Comprar uma propriedade envolve mais do que negociar o preço do bem. Em 2024, muitos compradores perceberam despesas obrigatórias que elevaram o valor final pago.
Entre os principais itens estão o ITBI (em capitais como São Paulo e Rio de Janeiro, com alíquota típica de 3%), emolumentos para escritura e registro, e a comissão de corretagem, normalmente entre 5% e 6%.
Também há gastos ligados ao financiamento: taxa de avaliação (cerca de R$ 3.000 a R$ 4.000) e tarifas administrativas. Em um caso no Rio de Janeiro, para um imóvel de R$ 500.000, os extras somaram R$ 20.278, ou ~4,06% do valor.

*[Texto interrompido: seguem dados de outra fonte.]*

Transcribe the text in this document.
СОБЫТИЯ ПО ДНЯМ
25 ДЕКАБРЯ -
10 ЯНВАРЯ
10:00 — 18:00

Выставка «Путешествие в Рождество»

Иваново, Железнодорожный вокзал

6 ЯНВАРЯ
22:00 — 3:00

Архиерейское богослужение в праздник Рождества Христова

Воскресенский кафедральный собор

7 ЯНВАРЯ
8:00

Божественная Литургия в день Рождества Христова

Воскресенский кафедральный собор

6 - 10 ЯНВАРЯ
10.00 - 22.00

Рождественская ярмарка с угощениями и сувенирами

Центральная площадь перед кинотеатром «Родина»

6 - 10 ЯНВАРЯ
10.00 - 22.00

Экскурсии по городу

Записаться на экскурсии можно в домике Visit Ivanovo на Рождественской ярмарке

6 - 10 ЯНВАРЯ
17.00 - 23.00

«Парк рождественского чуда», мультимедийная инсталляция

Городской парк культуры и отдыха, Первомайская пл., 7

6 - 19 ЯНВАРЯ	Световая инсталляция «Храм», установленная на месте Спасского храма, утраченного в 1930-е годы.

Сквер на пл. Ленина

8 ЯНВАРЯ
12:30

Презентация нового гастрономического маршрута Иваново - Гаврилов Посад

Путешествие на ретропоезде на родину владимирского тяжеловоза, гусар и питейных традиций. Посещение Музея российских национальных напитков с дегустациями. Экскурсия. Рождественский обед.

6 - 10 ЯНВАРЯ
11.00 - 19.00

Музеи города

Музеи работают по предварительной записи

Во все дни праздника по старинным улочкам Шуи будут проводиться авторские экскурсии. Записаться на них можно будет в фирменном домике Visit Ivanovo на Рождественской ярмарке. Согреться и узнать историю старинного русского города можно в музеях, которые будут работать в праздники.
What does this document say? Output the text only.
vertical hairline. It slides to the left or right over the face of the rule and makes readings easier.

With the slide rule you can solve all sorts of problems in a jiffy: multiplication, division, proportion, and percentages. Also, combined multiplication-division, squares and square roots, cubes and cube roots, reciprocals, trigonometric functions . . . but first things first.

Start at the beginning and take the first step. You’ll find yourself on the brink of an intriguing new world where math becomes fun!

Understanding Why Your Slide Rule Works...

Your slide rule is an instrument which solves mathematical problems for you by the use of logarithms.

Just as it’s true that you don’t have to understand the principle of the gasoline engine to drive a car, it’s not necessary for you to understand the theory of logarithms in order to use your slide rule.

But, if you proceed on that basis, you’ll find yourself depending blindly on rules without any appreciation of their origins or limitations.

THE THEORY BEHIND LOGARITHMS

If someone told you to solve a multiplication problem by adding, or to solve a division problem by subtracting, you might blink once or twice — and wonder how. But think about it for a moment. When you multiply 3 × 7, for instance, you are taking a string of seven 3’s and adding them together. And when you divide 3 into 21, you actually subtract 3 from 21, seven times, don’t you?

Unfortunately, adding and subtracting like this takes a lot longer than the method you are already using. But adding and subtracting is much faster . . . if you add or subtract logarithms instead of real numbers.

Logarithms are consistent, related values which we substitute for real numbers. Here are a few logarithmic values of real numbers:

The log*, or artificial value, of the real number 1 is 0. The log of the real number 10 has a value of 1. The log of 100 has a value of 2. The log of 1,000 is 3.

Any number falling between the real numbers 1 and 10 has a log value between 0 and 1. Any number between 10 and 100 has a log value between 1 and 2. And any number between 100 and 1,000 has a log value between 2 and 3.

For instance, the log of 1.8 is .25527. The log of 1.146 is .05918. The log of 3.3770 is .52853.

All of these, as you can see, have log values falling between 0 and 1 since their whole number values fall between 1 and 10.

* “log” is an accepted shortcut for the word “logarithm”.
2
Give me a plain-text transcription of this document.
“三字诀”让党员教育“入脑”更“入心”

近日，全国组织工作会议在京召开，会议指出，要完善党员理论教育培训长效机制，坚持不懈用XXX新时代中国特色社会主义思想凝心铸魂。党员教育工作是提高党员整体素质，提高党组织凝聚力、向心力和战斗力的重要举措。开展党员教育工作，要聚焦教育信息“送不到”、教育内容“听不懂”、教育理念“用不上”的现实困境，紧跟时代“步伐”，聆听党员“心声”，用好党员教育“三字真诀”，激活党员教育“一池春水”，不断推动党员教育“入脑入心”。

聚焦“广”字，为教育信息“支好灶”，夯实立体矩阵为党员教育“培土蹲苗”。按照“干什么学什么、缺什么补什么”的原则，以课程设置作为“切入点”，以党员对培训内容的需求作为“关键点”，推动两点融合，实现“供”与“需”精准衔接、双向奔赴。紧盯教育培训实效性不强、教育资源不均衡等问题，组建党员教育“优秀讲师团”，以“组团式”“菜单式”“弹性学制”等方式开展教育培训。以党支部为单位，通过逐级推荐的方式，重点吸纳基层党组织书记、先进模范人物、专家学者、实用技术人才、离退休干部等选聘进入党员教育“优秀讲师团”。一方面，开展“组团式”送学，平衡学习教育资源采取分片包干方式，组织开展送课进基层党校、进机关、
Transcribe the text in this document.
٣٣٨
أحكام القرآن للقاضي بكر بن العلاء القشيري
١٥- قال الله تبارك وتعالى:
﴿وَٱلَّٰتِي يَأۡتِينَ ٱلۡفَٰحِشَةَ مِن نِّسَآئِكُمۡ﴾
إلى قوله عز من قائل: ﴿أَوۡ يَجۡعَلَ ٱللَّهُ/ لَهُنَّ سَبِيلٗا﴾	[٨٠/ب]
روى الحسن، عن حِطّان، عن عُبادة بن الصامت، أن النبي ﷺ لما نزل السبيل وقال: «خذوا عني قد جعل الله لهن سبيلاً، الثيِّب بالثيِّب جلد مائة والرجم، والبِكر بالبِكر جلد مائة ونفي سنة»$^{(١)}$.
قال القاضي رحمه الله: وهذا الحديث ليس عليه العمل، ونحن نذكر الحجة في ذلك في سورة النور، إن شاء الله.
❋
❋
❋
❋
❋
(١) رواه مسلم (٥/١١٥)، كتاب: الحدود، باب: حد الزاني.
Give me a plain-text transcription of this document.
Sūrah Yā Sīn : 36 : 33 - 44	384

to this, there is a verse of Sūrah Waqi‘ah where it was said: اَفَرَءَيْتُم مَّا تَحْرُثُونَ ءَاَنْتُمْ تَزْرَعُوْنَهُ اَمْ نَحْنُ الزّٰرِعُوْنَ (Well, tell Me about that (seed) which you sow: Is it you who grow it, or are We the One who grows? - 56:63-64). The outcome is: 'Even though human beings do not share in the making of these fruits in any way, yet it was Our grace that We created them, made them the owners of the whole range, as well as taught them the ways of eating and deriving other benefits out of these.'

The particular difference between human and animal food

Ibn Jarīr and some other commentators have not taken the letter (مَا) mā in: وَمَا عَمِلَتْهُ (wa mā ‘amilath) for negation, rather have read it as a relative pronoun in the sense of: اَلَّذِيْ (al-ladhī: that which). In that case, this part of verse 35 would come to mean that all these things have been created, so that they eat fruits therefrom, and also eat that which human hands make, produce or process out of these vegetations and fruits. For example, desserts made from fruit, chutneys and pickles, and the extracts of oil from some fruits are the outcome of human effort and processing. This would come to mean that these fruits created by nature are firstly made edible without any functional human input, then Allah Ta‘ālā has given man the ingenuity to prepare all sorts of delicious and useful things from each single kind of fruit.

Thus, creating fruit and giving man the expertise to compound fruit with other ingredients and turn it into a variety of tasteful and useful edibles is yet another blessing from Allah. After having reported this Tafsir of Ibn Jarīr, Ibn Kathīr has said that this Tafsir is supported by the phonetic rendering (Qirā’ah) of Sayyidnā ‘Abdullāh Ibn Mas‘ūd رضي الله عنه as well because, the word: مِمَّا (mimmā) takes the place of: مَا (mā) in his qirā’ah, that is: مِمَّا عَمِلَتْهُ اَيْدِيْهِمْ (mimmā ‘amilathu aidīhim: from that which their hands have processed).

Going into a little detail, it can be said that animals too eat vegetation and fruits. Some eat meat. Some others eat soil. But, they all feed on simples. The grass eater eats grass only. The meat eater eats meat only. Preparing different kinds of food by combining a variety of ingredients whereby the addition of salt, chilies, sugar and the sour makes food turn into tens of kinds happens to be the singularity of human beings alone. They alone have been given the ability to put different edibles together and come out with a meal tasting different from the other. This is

Este texto apresenta, de forma clara e prática, como esses elementos impactam o orçamento e como planejar o acordo antes de fechar a negociação.
Principais aprendizados
- Identificar impostos e emolumentos que aumentam o preço final.
- Considerar comissão de corretagem e variações estaduais.
- Incluir avaliação bancária e tarifas no planejamento financeiro.
- Comparar pagamento à vista e financiamento para avaliar impacto.
- Verificar tabelas do cartório e prefeitura para estimativas precisas.
Guia do comprador: visão geral dos gastos na aquisição de uma propriedade
Antes de fechar, o comprador precisa consolidar todas as despesas para calcular o valor total da transação. Em linhas gerais, os extras variaram entre 4% e 8% do valor, dependendo do tipo de compra, da localidade e do preço praticado no mercado.
O guia diferencia custos únicos, como impostos, emolumentos e registro, de encargos recorrentes, como seguro e condomínio. Também explica como a estrutura muda entre pagamento à vista e financiamento, quando entra a taxa de avaliação bancária e o contrato substitui a escritura pública.
Estimativas transparentes em anúncios ajudam a prever o orçamento. Simulações detalhadas permitem comparar propostas além do preço do imóvel e evitar surpresas.
- Organizar documentos e prazos reduz riscos de multas e atrasos.
- Planejamento financeiro inclui reserva para mudança e ajustes iniciais.
- Ao final, o comprador consegue orçar, comparar e escolher com segurança entre ofertas.
Quais são os custos da compra de um imóvel?
Um panorama claro das taxas e encargos ajuda a evitar surpresas no fechamento. Aqui está um mapa prático para entender impostos, emolumentos, financiamento, corretagem e outras despesas.
Mapa dos gastos: impostos, cartório, financiamento, corretagem e extras
O ITBI é municipal e varia; em capitais como São Paulo e Rio de Janeiro a alíquota costuma ser ~3%, aplicada sobre o maior entre valor de venda e valor venal.
Escritura e registro são tabelados por estado. Em SP, por exemplo, escritura para até R$ 500.000 pode ficar em torno de R$ 4.300 e registro cerca de R$ 2.700.
Financiamentos cobram avaliação (R$ 3.000–4.000) e incluem seguros que elevam o CET. A corretagem costuma variar entre 5% e 6% do negócio.
Quanto reservar: estimativa total entre 4% e 8% do valor
Reserva recomendada: entre 4% e 8% do valor do imóvel cobre a maioria das despesas extras. Em um caso no RJ, para R$ 500.000 os extras somaram R$ 20.278 (4,06%).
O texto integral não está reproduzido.